Notwithstanding the final sentence of Section 3, in the event that the SaaS Licensed Software infringes any U.S. copyright, patent, trademark or trade secret rights of a third party, Calero shall indemnify, defend and hold harmless End User Customer against any claims of such infringement and shall pay any monetary judgments, reasonable attorneys' fees, and costs awarded to the third party for such infringement, or any settlement of such claim to which Calero has agreed, provided that (i) End User Customer promptly gives notice to Calero of the claim against Customer alleging such infringement, (ii) End User Customer allows Calero to control the defense and settlement of such claim, including any litigation, arbitration, mediation and settlement negotiations, (iii) End User Customer reasonably cooperates with Calero in connection with the defense and settlement of such claim. In the event of a claim that the use of the Calero Products in accordance with the documentation provided by Calero infringes a United States patent, copyright or trade secret, Calero shall at its option and expense: (i) procure the right for End User Customers to continue using the Calero Products; (ii) replace the Calero Products with non-infringing systems or services with reasonably equivalent functionality; (iii) modify the Calero Products to make them non-infringing while retaining reasonably equivalent functionality, or (iv) if Calero is unable to effect the foregoing after commercially reasonable efforts, terminate this Agreement and End User Customer's rights hereunder. In lieu of the foregoing remedies, Calero may, at its option, refund to End User Customer that portion of the SaaS fees paid under this Agreement that can reasonably be allocated to the infringing SaaS Licensed Software, reduced by 25% for each year that it has been used by End User Customer.
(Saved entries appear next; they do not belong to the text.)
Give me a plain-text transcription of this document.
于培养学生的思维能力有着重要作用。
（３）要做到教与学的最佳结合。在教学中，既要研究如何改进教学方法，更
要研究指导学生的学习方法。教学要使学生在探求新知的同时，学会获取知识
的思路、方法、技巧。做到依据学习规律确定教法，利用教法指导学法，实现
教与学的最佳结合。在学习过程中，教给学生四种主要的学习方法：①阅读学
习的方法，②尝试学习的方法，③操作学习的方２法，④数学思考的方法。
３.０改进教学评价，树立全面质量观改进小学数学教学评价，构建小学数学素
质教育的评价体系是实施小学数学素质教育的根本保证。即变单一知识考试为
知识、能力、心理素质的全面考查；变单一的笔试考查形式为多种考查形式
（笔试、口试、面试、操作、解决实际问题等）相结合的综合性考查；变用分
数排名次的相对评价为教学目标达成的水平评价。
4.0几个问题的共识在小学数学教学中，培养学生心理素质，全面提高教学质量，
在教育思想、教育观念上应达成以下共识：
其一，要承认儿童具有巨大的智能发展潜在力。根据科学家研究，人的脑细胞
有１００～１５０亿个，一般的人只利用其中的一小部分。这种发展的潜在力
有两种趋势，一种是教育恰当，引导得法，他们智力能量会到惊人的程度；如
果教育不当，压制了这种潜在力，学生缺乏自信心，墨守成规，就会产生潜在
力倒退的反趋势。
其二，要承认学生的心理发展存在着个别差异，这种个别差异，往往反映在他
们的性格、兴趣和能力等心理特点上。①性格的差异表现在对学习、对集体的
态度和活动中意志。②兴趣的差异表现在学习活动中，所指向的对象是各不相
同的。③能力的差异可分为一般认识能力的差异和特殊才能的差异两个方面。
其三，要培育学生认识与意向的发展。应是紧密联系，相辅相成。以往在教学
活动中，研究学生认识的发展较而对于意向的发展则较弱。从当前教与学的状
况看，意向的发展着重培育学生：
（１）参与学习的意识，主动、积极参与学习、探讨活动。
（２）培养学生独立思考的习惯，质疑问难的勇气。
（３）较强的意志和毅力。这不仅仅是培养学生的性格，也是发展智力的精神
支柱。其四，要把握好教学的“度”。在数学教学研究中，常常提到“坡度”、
This Section shall not apply to any services created by any third party or created by Calero to End User Customer's design or specifications. This Section shall also not apply to the extent the claim of infringement is caused by or contributed to by any End User Customer's act, omission, misuse, abuse or modification of any of the Software, Services or products made available by Calero, or End User Customer's use of such Software, Services or products outside the scope of the Agreement or in combination with any software, attachments, features or devices not supplied or approved by Calero.